We use the following reason codes when generating drop reports. Please use this
table as a reference when debugging drop reasons in DeepInsight or other INT
collector.

.. list-table:: SD-Fabric INT Drop Reasons
   :widths: 15 25 60
   :header-rows: 1

   * - Code
     - Name
     - Description
   * - 0
     - UNKNOWN
     - Drop with unknown reason.
   * - 26
     - IP TTL ZERO
     - IPv4 or IPv6 TTL zero. There might be a forwarding loop.
   * - 29
     - IP MISS
     - IPv4 or IPv6 routing table miss. Check for missing routes in ONOS or if
       the host is discovered.
   * - 55
     - INGRESS PORT VLAN MAPPING MISS
     - Ingress port VLAN table miss.
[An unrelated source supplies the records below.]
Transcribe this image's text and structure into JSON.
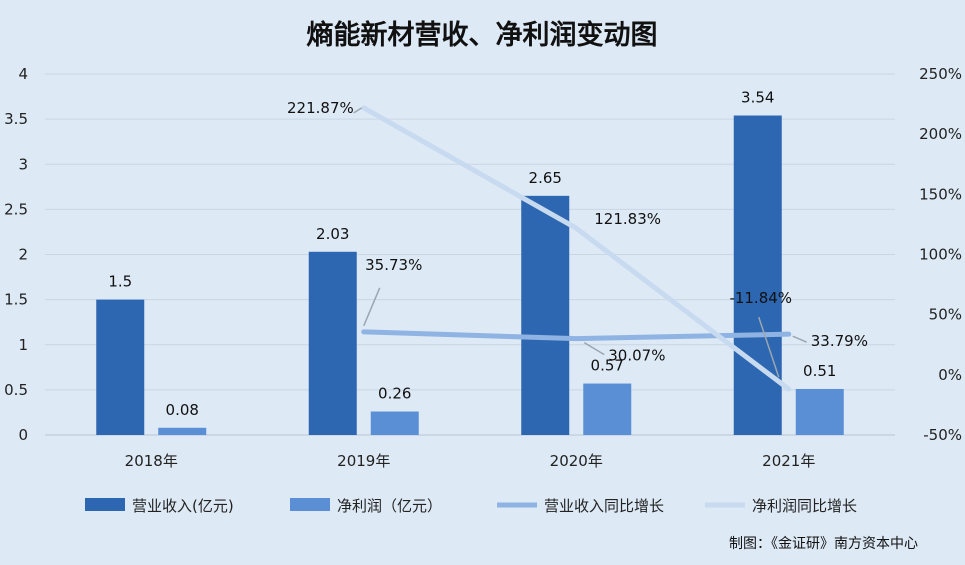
{
  "chart_data": {
    "type": "bar",
    "title": "熵能新材营收、净利润变动图",
    "categories": [
      "2018年",
      "2019年",
      "2020年",
      "2021年"
    ],
    "ylim": [
      0,
      4
    ],
    "y_ticks": [
      "0",
      "0.5",
      "1",
      "1.5",
      "2",
      "2.5",
      "3",
      "3.5",
      "4"
    ],
    "y2lim": [
      -50,
      250
    ],
    "y2_ticks": [
      "-50%",
      "0%",
      "50%",
      "100%",
      "150%",
      "200%",
      "250%"
    ],
    "series": [
      {
        "name": "营业收入(亿元)",
        "axis": "left",
        "kind": "bar",
        "color": "#2e67b1",
        "values": [
          1.5,
          2.03,
          2.65,
          3.54
        ],
        "labels": [
          "1.5",
          "2.03",
          "2.65",
          "3.54"
        ]
      },
      {
        "name": "净利润（亿元）",
        "axis": "left",
        "kind": "bar",
        "color": "#5a8fd6",
        "values": [
          0.08,
          0.26,
          0.57,
          0.51
        ],
        "labels": [
          "0.08",
          "0.26",
          "0.57",
          "0.51"
        ]
      },
      {
        "name": "营业收入同比增长",
        "axis": "right",
        "kind": "line",
        "color": "#8fb3e2",
        "values": [
          null,
          35.73,
          30.07,
          33.79
        ],
        "labels": [
          "",
          "35.73%",
          "30.07%",
          "33.79%"
        ]
      },
      {
        "name": "净利润同比增长",
        "axis": "right",
        "kind": "line",
        "color": "#c8daf0",
        "values": [
          null,
          221.87,
          121.83,
          -11.84
        ],
        "labels": [
          "",
          "221.87%",
          "121.83%",
          "-11.84%"
        ]
      }
    ],
    "grid": true,
    "legend_position": "bottom"
  },
  "credit": "制图：《金证研》南方资本中心"
}
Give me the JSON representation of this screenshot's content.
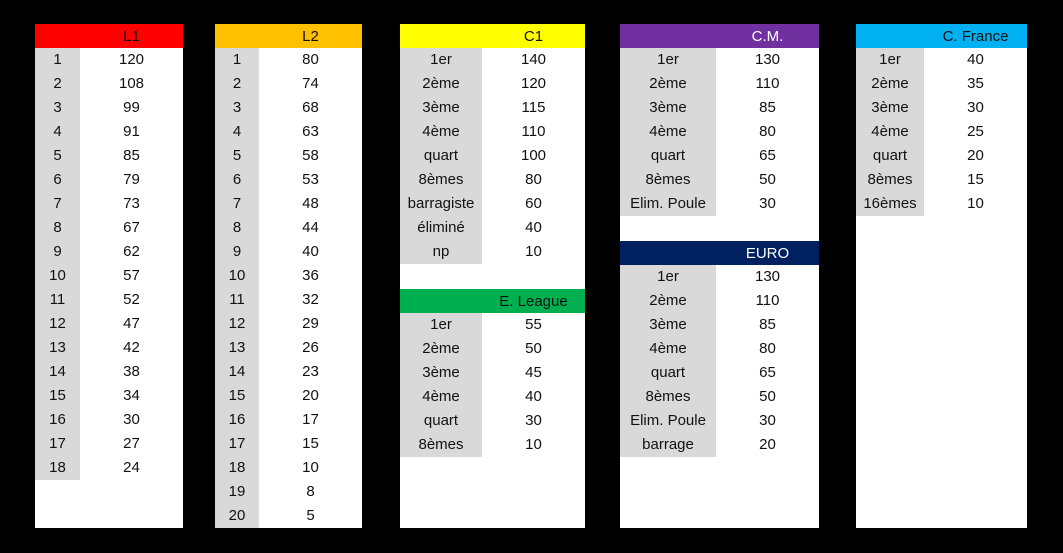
{
  "tables": {
    "l1": {
      "title": "L1",
      "color": "#ff0000",
      "text_color": "#111111",
      "rows": [
        [
          "1",
          "120"
        ],
        [
          "2",
          "108"
        ],
        [
          "3",
          "99"
        ],
        [
          "4",
          "91"
        ],
        [
          "5",
          "85"
        ],
        [
          "6",
          "79"
        ],
        [
          "7",
          "73"
        ],
        [
          "8",
          "67"
        ],
        [
          "9",
          "62"
        ],
        [
          "10",
          "57"
        ],
        [
          "11",
          "52"
        ],
        [
          "12",
          "47"
        ],
        [
          "13",
          "42"
        ],
        [
          "14",
          "38"
        ],
        [
          "15",
          "34"
        ],
        [
          "16",
          "30"
        ],
        [
          "17",
          "27"
        ],
        [
          "18",
          "24"
        ]
      ]
    },
    "l2": {
      "title": "L2",
      "color": "#ffc000",
      "text_color": "#111111",
      "rows": [
        [
          "1",
          "80"
        ],
        [
          "2",
          "74"
        ],
        [
          "3",
          "68"
        ],
        [
          "4",
          "63"
        ],
        [
          "5",
          "58"
        ],
        [
          "6",
          "53"
        ],
        [
          "7",
          "48"
        ],
        [
          "8",
          "44"
        ],
        [
          "9",
          "40"
        ],
        [
          "10",
          "36"
        ],
        [
          "11",
          "32"
        ],
        [
          "12",
          "29"
        ],
        [
          "13",
          "26"
        ],
        [
          "14",
          "23"
        ],
        [
          "15",
          "20"
        ],
        [
          "16",
          "17"
        ],
        [
          "17",
          "15"
        ],
        [
          "18",
          "10"
        ],
        [
          "19",
          "8"
        ],
        [
          "20",
          "5"
        ]
      ]
    },
    "c1": {
      "title": "C1",
      "color": "#ffff00",
      "text_color": "#111111",
      "rows": [
        [
          "1er",
          "140"
        ],
        [
          "2ème",
          "120"
        ],
        [
          "3ème",
          "115"
        ],
        [
          "4ème",
          "110"
        ],
        [
          "quart",
          "100"
        ],
        [
          "8èmes",
          "80"
        ],
        [
          "barragiste",
          "60"
        ],
        [
          "éliminé",
          "40"
        ],
        [
          "np",
          "10"
        ]
      ]
    },
    "el": {
      "title": "E. League",
      "color": "#00b050",
      "text_color": "#111111",
      "rows": [
        [
          "1er",
          "55"
        ],
        [
          "2ème",
          "50"
        ],
        [
          "3ème",
          "45"
        ],
        [
          "4ème",
          "40"
        ],
        [
          "quart",
          "30"
        ],
        [
          "8èmes",
          "10"
        ]
      ]
    },
    "cm": {
      "title": "C.M.",
      "color": "#7030a0",
      "text_color": "#ffffff",
      "rows": [
        [
          "1er",
          "130"
        ],
        [
          "2ème",
          "110"
        ],
        [
          "3ème",
          "85"
        ],
        [
          "4ème",
          "80"
        ],
        [
          "quart",
          "65"
        ],
        [
          "8èmes",
          "50"
        ],
        [
          "Elim. Poule",
          "30"
        ]
      ]
    },
    "euro": {
      "title": "EURO",
      "color": "#002060",
      "text_color": "#ffffff",
      "rows": [
        [
          "1er",
          "130"
        ],
        [
          "2ème",
          "110"
        ],
        [
          "3ème",
          "85"
        ],
        [
          "4ème",
          "80"
        ],
        [
          "quart",
          "65"
        ],
        [
          "8èmes",
          "50"
        ],
        [
          "Elim. Poule",
          "30"
        ],
        [
          "barrage",
          "20"
        ]
      ]
    },
    "cf": {
      "title": "C. France",
      "color": "#00b0f0",
      "text_color": "#111111",
      "rows": [
        [
          "1er",
          "40"
        ],
        [
          "2ème",
          "35"
        ],
        [
          "3ème",
          "30"
        ],
        [
          "4ème",
          "25"
        ],
        [
          "quart",
          "20"
        ],
        [
          "8èmes",
          "15"
        ],
        [
          "16èmes",
          "10"
        ]
      ]
    }
  }
}
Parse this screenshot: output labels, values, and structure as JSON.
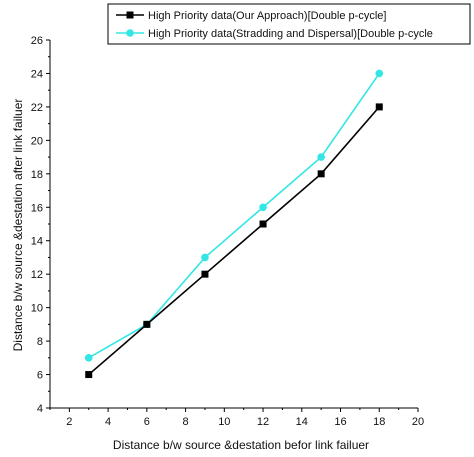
{
  "chart_data": {
    "type": "line",
    "title": "",
    "xlabel": "Distance b/w source &destation befor link failuer",
    "ylabel": "Distance b/w source &destation after link failuer",
    "xlim": [
      1,
      20
    ],
    "ylim": [
      4,
      26
    ],
    "x_ticks": [
      2,
      4,
      6,
      8,
      10,
      12,
      14,
      16,
      18,
      20
    ],
    "y_ticks": [
      4,
      6,
      8,
      10,
      12,
      14,
      16,
      18,
      20,
      22,
      24,
      26
    ],
    "grid": false,
    "legend_position": "top",
    "series": [
      {
        "name": "High Priority data(Our Approach)[Double p-cycle]",
        "color": "#000000",
        "marker": "square",
        "x": [
          3,
          6,
          9,
          12,
          15,
          18
        ],
        "y": [
          6,
          9,
          12,
          15,
          18,
          22
        ]
      },
      {
        "name": "High Priority data(Stradding and Dispersal)[Double p-cycle",
        "color": "#33e6e6",
        "marker": "circle",
        "x": [
          3,
          6,
          9,
          12,
          15,
          18
        ],
        "y": [
          7,
          9,
          13,
          16,
          19,
          24
        ]
      }
    ]
  }
}
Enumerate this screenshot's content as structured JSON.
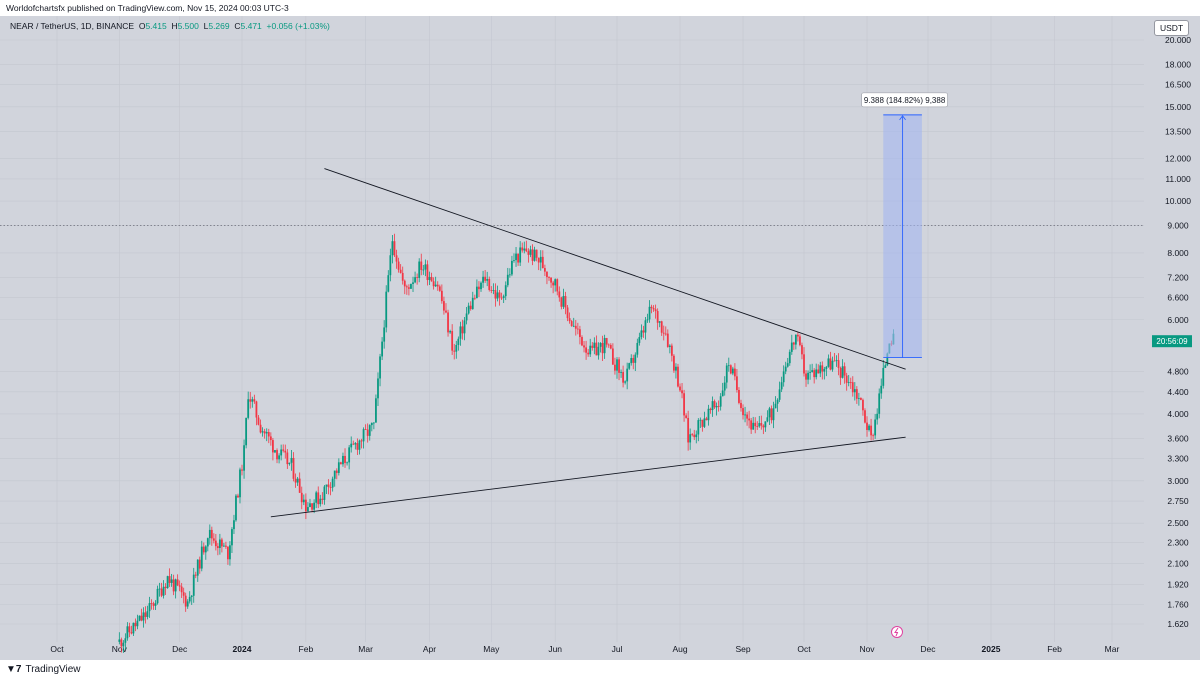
{
  "published_line": "Worldofchartsfx published on TradingView.com, Nov 15, 2024 00:03 UTC-3",
  "legend": {
    "symbol": "NEAR / TetherUS, 1D, BINANCE",
    "open_label": "O",
    "open": "5.415",
    "high_label": "H",
    "high": "5.500",
    "low_label": "L",
    "low": "5.269",
    "close_label": "C",
    "close": "5.471",
    "change": "+0.056 (+1.03%)"
  },
  "currency_button": "USDT",
  "price_tag": "20:56:09",
  "measure_label": "9.388 (184.82%) 9,388",
  "footer_brand": "TradingView",
  "colors": {
    "up": "#089981",
    "down": "#f23645",
    "background": "#d1d4dc",
    "measure_fill": "#a3b6f0",
    "measure_line": "#2962ff",
    "trendline": "#131722",
    "price_tag": "#089981"
  },
  "icons": {
    "footer_logo": "tradingview-logo-icon",
    "event_marker": "lightning-icon"
  },
  "chart_data": {
    "type": "candlestick",
    "scale": "log",
    "ylim": [
      1.45,
      20.5
    ],
    "y_ticks": [
      "20.000",
      "18.000",
      "16.500",
      "15.000",
      "13.500",
      "12.000",
      "11.000",
      "10.000",
      "9.000",
      "8.000",
      "7.200",
      "6.600",
      "6.000",
      "4.800",
      "4.400",
      "4.000",
      "3.600",
      "3.300",
      "3.000",
      "2.750",
      "2.500",
      "2.300",
      "2.100",
      "1.920",
      "1.760",
      "1.620"
    ],
    "x_ticks": [
      "Oct",
      "Nov",
      "Dec",
      "2024",
      "Feb",
      "Mar",
      "Apr",
      "May",
      "Jun",
      "Jul",
      "Aug",
      "Sep",
      "Oct",
      "Nov",
      "Dec",
      "2025",
      "Feb",
      "Mar"
    ],
    "bold_x_ticks": [
      "2024",
      "2025"
    ],
    "horizontal_level": 9.0,
    "last_price": 5.471,
    "series": [
      {
        "date": "2023-11-01",
        "close": 1.5
      },
      {
        "date": "2023-11-15",
        "close": 1.7
      },
      {
        "date": "2023-11-25",
        "close": 1.98
      },
      {
        "date": "2023-12-05",
        "close": 1.78
      },
      {
        "date": "2023-12-15",
        "close": 2.4
      },
      {
        "date": "2023-12-25",
        "close": 2.2
      },
      {
        "date": "2024-01-02",
        "close": 3.4
      },
      {
        "date": "2024-01-04",
        "close": 4.4
      },
      {
        "date": "2024-01-10",
        "close": 3.8
      },
      {
        "date": "2024-01-18",
        "close": 3.4
      },
      {
        "date": "2024-01-25",
        "close": 3.2
      },
      {
        "date": "2024-02-01",
        "close": 2.7
      },
      {
        "date": "2024-02-08",
        "close": 2.8
      },
      {
        "date": "2024-02-15",
        "close": 3.1
      },
      {
        "date": "2024-02-25",
        "close": 3.5
      },
      {
        "date": "2024-03-05",
        "close": 3.8
      },
      {
        "date": "2024-03-10",
        "close": 6.0
      },
      {
        "date": "2024-03-14",
        "close": 8.5
      },
      {
        "date": "2024-03-20",
        "close": 6.8
      },
      {
        "date": "2024-03-28",
        "close": 7.6
      },
      {
        "date": "2024-04-05",
        "close": 7.0
      },
      {
        "date": "2024-04-13",
        "close": 5.2
      },
      {
        "date": "2024-04-20",
        "close": 6.3
      },
      {
        "date": "2024-04-28",
        "close": 7.2
      },
      {
        "date": "2024-05-05",
        "close": 6.5
      },
      {
        "date": "2024-05-12",
        "close": 7.8
      },
      {
        "date": "2024-05-18",
        "close": 8.1
      },
      {
        "date": "2024-05-25",
        "close": 7.7
      },
      {
        "date": "2024-06-01",
        "close": 7.0
      },
      {
        "date": "2024-06-10",
        "close": 5.8
      },
      {
        "date": "2024-06-18",
        "close": 5.2
      },
      {
        "date": "2024-06-25",
        "close": 5.4
      },
      {
        "date": "2024-07-05",
        "close": 4.6
      },
      {
        "date": "2024-07-13",
        "close": 5.6
      },
      {
        "date": "2024-07-18",
        "close": 6.3
      },
      {
        "date": "2024-07-25",
        "close": 5.7
      },
      {
        "date": "2024-08-01",
        "close": 4.5
      },
      {
        "date": "2024-08-05",
        "close": 3.6
      },
      {
        "date": "2024-08-12",
        "close": 3.9
      },
      {
        "date": "2024-08-20",
        "close": 4.2
      },
      {
        "date": "2024-08-25",
        "close": 5.0
      },
      {
        "date": "2024-09-01",
        "close": 4.1
      },
      {
        "date": "2024-09-07",
        "close": 3.7
      },
      {
        "date": "2024-09-15",
        "close": 4.0
      },
      {
        "date": "2024-09-22",
        "close": 5.0
      },
      {
        "date": "2024-09-27",
        "close": 5.6
      },
      {
        "date": "2024-10-02",
        "close": 4.7
      },
      {
        "date": "2024-10-10",
        "close": 4.9
      },
      {
        "date": "2024-10-15",
        "close": 5.0
      },
      {
        "date": "2024-10-22",
        "close": 4.7
      },
      {
        "date": "2024-10-28",
        "close": 4.3
      },
      {
        "date": "2024-11-03",
        "close": 3.6
      },
      {
        "date": "2024-11-06",
        "close": 4.1
      },
      {
        "date": "2024-11-10",
        "close": 5.0
      },
      {
        "date": "2024-11-12",
        "close": 5.6
      },
      {
        "date": "2024-11-14",
        "close": 5.47
      }
    ],
    "trendlines": [
      {
        "name": "descending resistance",
        "from": {
          "date": "2024-02-10",
          "price": 11.5
        },
        "to": {
          "date": "2024-11-20",
          "price": 4.85
        }
      },
      {
        "name": "ascending support",
        "from": {
          "date": "2024-01-15",
          "price": 2.57
        },
        "to": {
          "date": "2024-11-20",
          "price": 3.62
        }
      }
    ],
    "projection": {
      "from_date": "2024-11-09",
      "to_date": "2024-11-28",
      "base": 5.1,
      "target": 14.49,
      "change": "9.388",
      "percent": "184.82%"
    }
  }
}
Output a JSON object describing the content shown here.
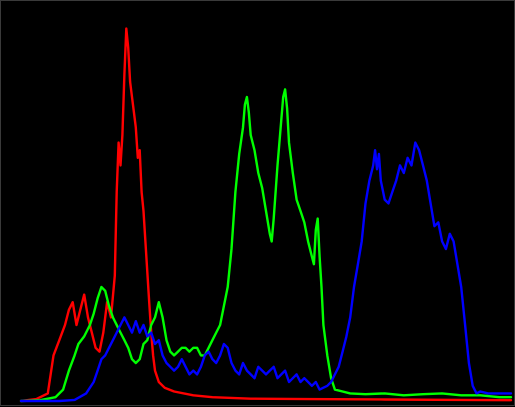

Packets are being received with an
       unexpected VLAN. Check the ``interfaces`` section of the netcfg.
   * - 71
     - TRAFFIC MANAGER
     - Packet dropped by traffic manager due to congestion (tail drop) or
       because the port is down.
   * - 80
     - ACL DENY
     - Check the ACL table rules.
   * - 89
     - BRIDGING MISS
     - Missing bridging entry. Check table entry from bridging table.
   * - 128 (WIP)
     - NEXT ID MISS
     - Missing next ID from ECMP (``hashed``) or multicast table.
   * - 129
     - MPLS MISS
     - MPLS table miss. Check the segment routing device config in the netcfg.
   * - 130
     - EGRESS NEXT MISS
     - Egress VLAN table miss. Check the ``interfaces`` section of the netcfg.
   * - 131
     - MPLS TTL ZERO
     - There might be a forwarding loop.
   * - 132
     - UPF DOWNLINK SESSION MISS
     - Missing downlink session rule for the UE. Check UP4 flows.
   * - 133
     - UPF DOWNLINK SESSION DROP
     - Packet dropped by downlink session rule.
   * - 134
     - UPF UPLINK SESSION MISS
     - Missing uplink session rule.
   * - 135
     - UPF UPLINK SESSION DROP
     - Packet dropped by uplink session rule.
   * - 136
     - UPF DOWNLINK SESSION DROP BUFF
     - Packet from the buffer dropped by downlink session rule.
   * - 137
     - UPF DOWNLINK TERMINATION MISS
     - Missing downlink termination rule.
   * - 138
     - UPF DOWNLINK TERMINATION DROP
     - Packet dropped by the downlink termination rule.
   * - 139
     - UPF UPLINK TERMINATION MISS
     - Missing uplink termination rule.
   * - 140
     - UPF UPLINK TERMINATION DROP
     - Packet dropped by the uplink termination rule.
   * - 150
     - UPF UPLINK RECIRC DENY
     - Missing rules for UE-to-UE communication.
   * - 160
     - INGRESS QOS METER
     - Packet dropped by the ingress QoS meter. Check slicing config.
   * - 170
     - ROUTING V4 DROP
     - Packet dropped by IPv4 routing table rule.
   * - 171
     - ROUTING V6 DROP
     - Packet dropped by IPv6 routing table rule.1

Known Issues and Limitations
----------------------------

 * Some INT collectors might not support dual-homed topology.